I agree that parents should allow kids to enjoy their childhood traditions for as long as they can.

They should also get them to understand that trick-or-treating is not the only way to spend Halloween.

Though traditional trick-or-treating is fun, there is a certain time when it becomes old and teens need a new refresher.

Teens with younger siblings can still enjoy the fun of trick-or-treating by taking them around neighborhoods to collect candy which is a better alternative to asking for candy themselves.

They still have the choice of getting to experience the tradition but in a different way.
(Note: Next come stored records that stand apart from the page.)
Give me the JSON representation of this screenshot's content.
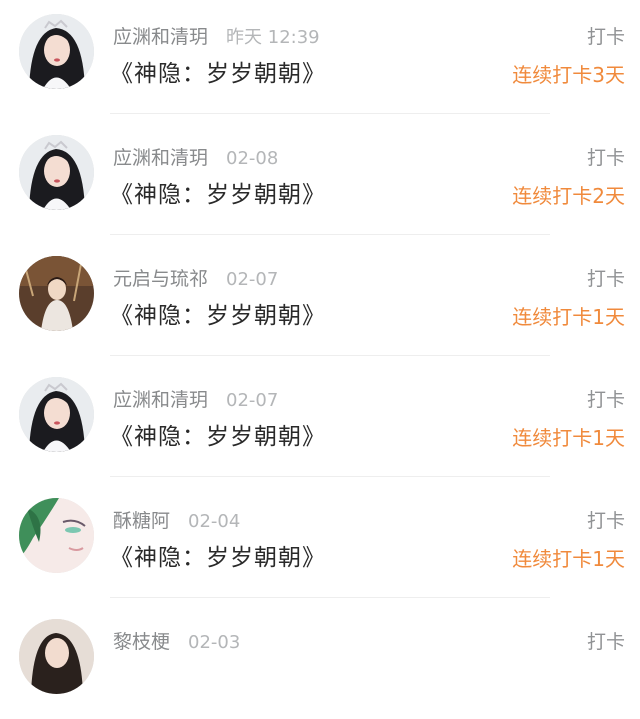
{
  "feed": {
    "items": [
      {
        "user": "应渊和清玥",
        "time": "昨天 12:39",
        "title": "《神隐：岁岁朝朝》",
        "action": "打卡",
        "streak": "连续打卡3天",
        "avatar": "portrait-dark-hair"
      },
      {
        "user": "应渊和清玥",
        "time": "02-08",
        "title": "《神隐：岁岁朝朝》",
        "action": "打卡",
        "streak": "连续打卡2天",
        "avatar": "portrait-dark-hair"
      },
      {
        "user": "元启与琉祁",
        "time": "02-07",
        "title": "《神隐：岁岁朝朝》",
        "action": "打卡",
        "streak": "连续打卡1天",
        "avatar": "portrait-brown-scene"
      },
      {
        "user": "应渊和清玥",
        "time": "02-07",
        "title": "《神隐：岁岁朝朝》",
        "action": "打卡",
        "streak": "连续打卡1天",
        "avatar": "portrait-dark-hair"
      },
      {
        "user": "酥糖阿",
        "time": "02-04",
        "title": "《神隐：岁岁朝朝》",
        "action": "打卡",
        "streak": "连续打卡1天",
        "avatar": "anime-green-hair"
      },
      {
        "user": "黎枝梗",
        "time": "02-03",
        "title": "",
        "action": "打卡",
        "streak": "",
        "avatar": "portrait-dark-hair"
      }
    ]
  },
  "colors": {
    "streak": "#f08a3c",
    "username": "#888a8c",
    "time": "#b4b6b8",
    "title": "#2a2a2a"
  }
}
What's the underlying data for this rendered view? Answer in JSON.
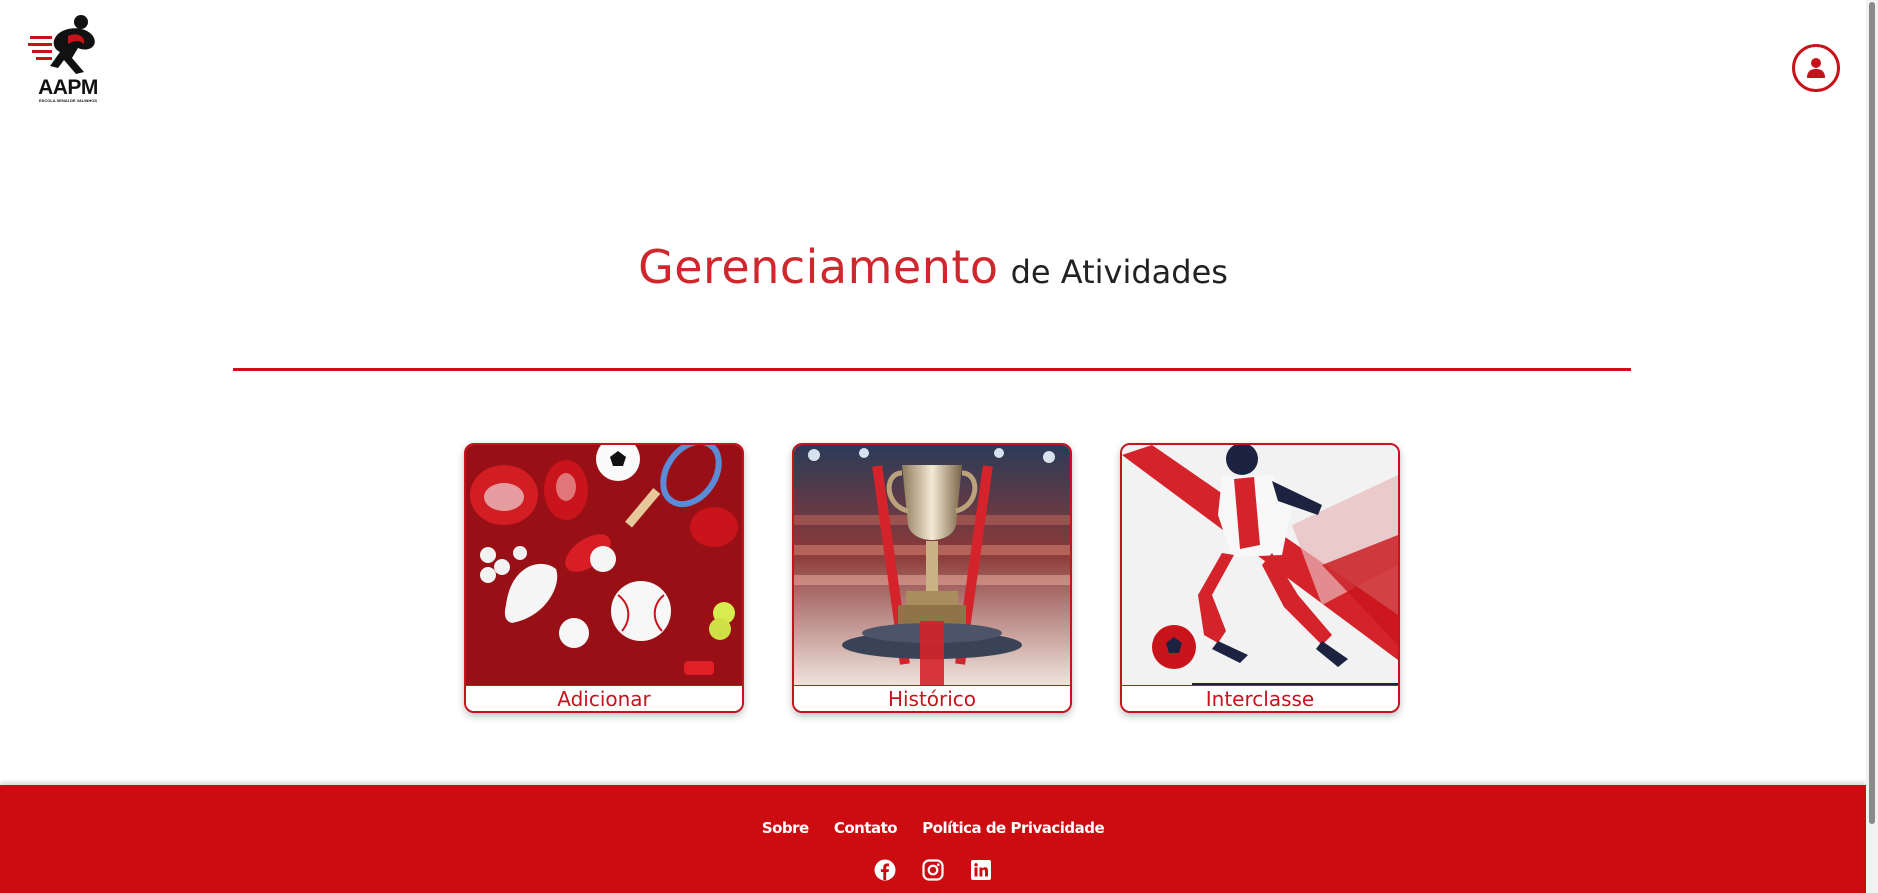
{
  "header": {
    "logo_text": "AAPM",
    "logo_subtext": "ESCOLA SENAI DE VALINHOS",
    "user_icon": "user-icon"
  },
  "title": {
    "main": "Gerenciamento",
    "sub": "de Atividades"
  },
  "cards": [
    {
      "label": "Adicionar",
      "image": "sports-equipment-image"
    },
    {
      "label": "Histórico",
      "image": "trophy-image"
    },
    {
      "label": "Interclasse",
      "image": "soccer-player-image"
    }
  ],
  "footer": {
    "links": [
      "Sobre",
      "Contato",
      "Política de Privacidade"
    ],
    "icons": [
      "facebook-icon",
      "instagram-icon",
      "linkedin-icon"
    ]
  },
  "colors": {
    "accent": "#c8121c",
    "footer_bg": "#cc0c10"
  }
}
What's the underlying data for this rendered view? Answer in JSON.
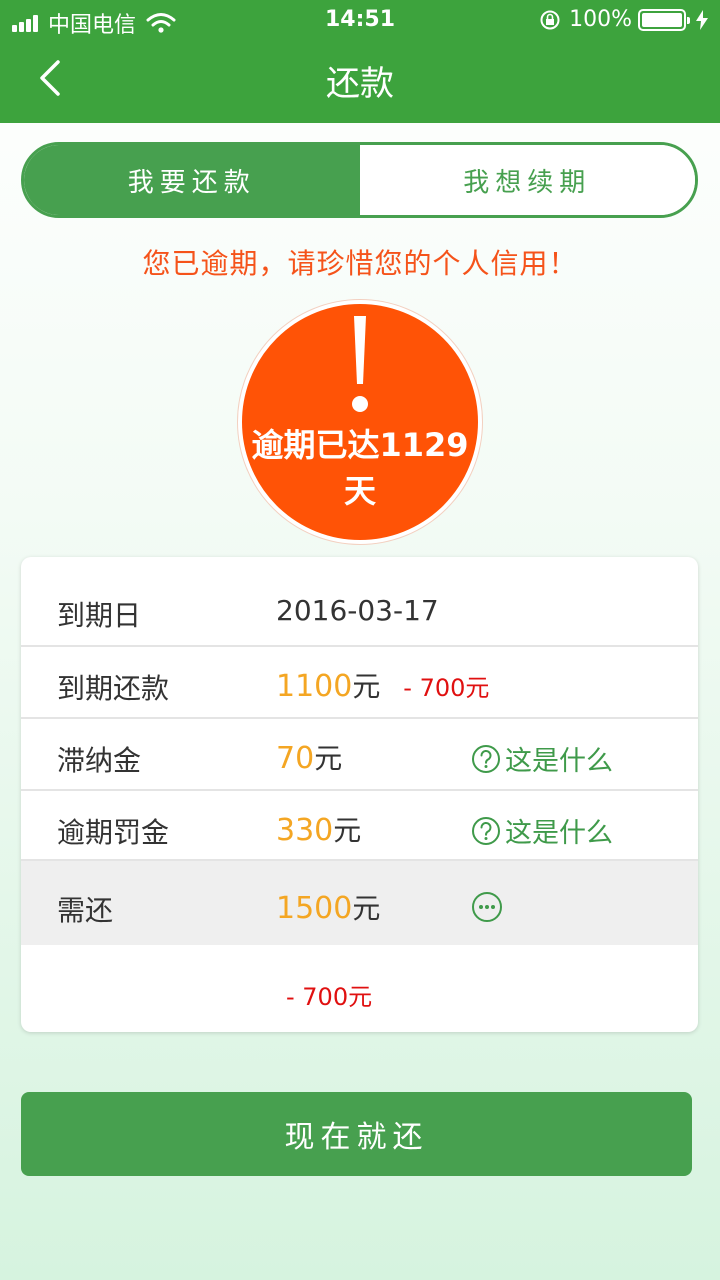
{
  "status_bar": {
    "carrier": "中国电信",
    "time": "14:51",
    "battery": "100%"
  },
  "nav": {
    "title": "还款"
  },
  "segment": {
    "repay_label": "我要还款",
    "renew_label": "我想续期"
  },
  "warning": "您已逾期，请珍惜您的个人信用！",
  "overdue": {
    "line1": "逾期已达1129",
    "line2": "天"
  },
  "details": {
    "due_date": {
      "label": "到期日",
      "value": "2016-03-17"
    },
    "due_amount": {
      "label": "到期还款",
      "amount": "1100",
      "unit": "元",
      "discount": "- 700元"
    },
    "late_fee": {
      "label": "滞纳金",
      "amount": "70",
      "unit": "元",
      "help": "这是什么"
    },
    "penalty": {
      "label": "逾期罚金",
      "amount": "330",
      "unit": "元",
      "help": "这是什么"
    },
    "total": {
      "label": "需还",
      "amount": "1500",
      "unit": "元",
      "discount": "- 700元"
    }
  },
  "pay_button": "现在就还",
  "colors": {
    "primary_green": "#47a04f",
    "header_green": "#3da33d",
    "overdue_orange": "#ff5306",
    "warning_text": "#f5531a",
    "amount_yellow": "#f4a623",
    "discount_red": "#e01010"
  }
}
I also feel that teens tend to grow out of things easily and will learn when something is not for them anymore. They will develop a more mature mentality over time and realize trick-or-treating may not be for them.

Trunk-or-treats are also more forgiving to older kids as it is in the open and even parents participate in asking for a piece of candy. Not only is it fun but it gives everyone a chance to get treats.

Another alternative to trick-or-treating would be to just get together with friends and have a small party.

Watching Halloween movies with popcorn and your own pieces of candy is a fun way to spend the holiday.

What I enjoy doing is having a potluck type of party with my closest friends and telling cheesy scary stories in the dark.

We also watch some stereotypical and classic horror movies to lighten the mood after some real gory and newer movies.

Not only do I get to spend a great holiday with the people I enjoy the most, but also without the hassle of having to go around and ask for candy. Anyone can find these alternatives even more fun than the old way.